Neun Schülerinnen und Schüler der fünften und sechsten Klasse stehen an diesem kalten Wintersamstag vor der Hofpforte des Klosters Einsiedeln. Freiwillig sind sie in aller Herrgottsfrühe aus verschiedenen Ecken des Kantons Glarus angereist, um mit Federkiel und Tinte eine über 100 Jahre alte Schrift zu lernen.
Sie sind hier zu Besuch im Rahmen des ökumenischen Religionsunterrichts. Ein gemeinsamer Unterricht für verschiedene Konfessionen wäre früher undenkbar gewesen. Sogar die reformierte Stadtkirche in Glarus werde gemeinsam von Katholiken und Reformierten genutzt, wie die begleitende Pfarrperson Manja Pietzcker von der Kirchgemeinde Grosstal im Gespräch sagt. «Wir leben in ökumenischer Verbundenheit. Das gab anfangs kritische Fragen und Diskussionen. Inzwischen ist das kein Problem mehr.

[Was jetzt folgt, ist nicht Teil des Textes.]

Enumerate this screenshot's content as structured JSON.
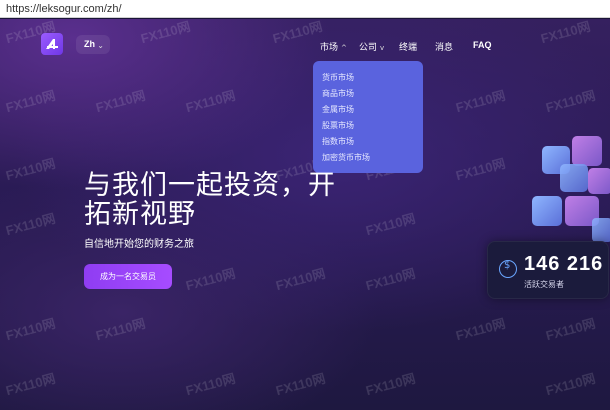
{
  "browser": {
    "url": "https://leksogur.com/zh/"
  },
  "header": {
    "lang_label": "Zh",
    "nav": [
      {
        "label": "市场",
        "has_chevron": true,
        "chevron": "^"
      },
      {
        "label": "公司",
        "has_chevron": true,
        "chevron": "v"
      },
      {
        "label": "终端"
      },
      {
        "label": "消息"
      },
      {
        "label": "FAQ"
      }
    ]
  },
  "market_dropdown": [
    "货币市场",
    "商品市场",
    "金属市场",
    "股票市场",
    "指数市场",
    "加密货币市场"
  ],
  "hero": {
    "title": "与我们一起投资，开拓新视野",
    "subtitle": "自信地开始您的财务之旅",
    "cta_label": "成为一名交易员"
  },
  "stat": {
    "value": "146 216",
    "label": "活跃交易者"
  },
  "watermark": "FX110网",
  "colors": {
    "accent": "#9b5cff",
    "dropdown_bg": "#5a63de",
    "card_bg": "#1b1b3c"
  }
}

Die Kinder lernen mit Verschiedenheit umzugehen.»
Zurück von der Ökumene ins katholische Kloster: Die ehemalige Lehrerin Rita Kälin begrüsst die Schülerinnen und Schüler, wärmt sie mit dem wichtigsten Wissen über die Klosteranlage auf und führt sie schliesslich den langen Weg durch das Internat ans Ziel dieses Vormittags: ins Skriptorium, die mittelalterliche Schreibstube. Diese liegt hinter einer unscheinbaren Tür im Hauptgebäude des Klosters, zwei Stockwerke über der historischen Barockbibliothek.
Pergament und Tinte riechen
Das Zimmer mit schönem Ausblick diente lange als Lagerraum. Seit knapp zwei Jahren ist es ein Skriptorium. Hier wird aber nicht nur geschrieben: Es ist Museum und Workshop in einem. Bevor sich die Kinder auf die Bänke setzen und selbst eine Feder ansetzen, kitzelt Rita Kälin das vorhandene Wissen aus ihnen heraus: Woraus wurde früher Tinte hergestellt? Woraus andere Farben? Mit was schreiben wir eigentlich? Und wie riecht Pergament? Das wird hier alles nicht nur theoretisch abgehandelt, sondern mit allen Sinnen: Pergament aus Schafshaut geht durch die Hände und alle schnuppern an einem Fläschchen Tinte – «Wäh, wie das stinkt!»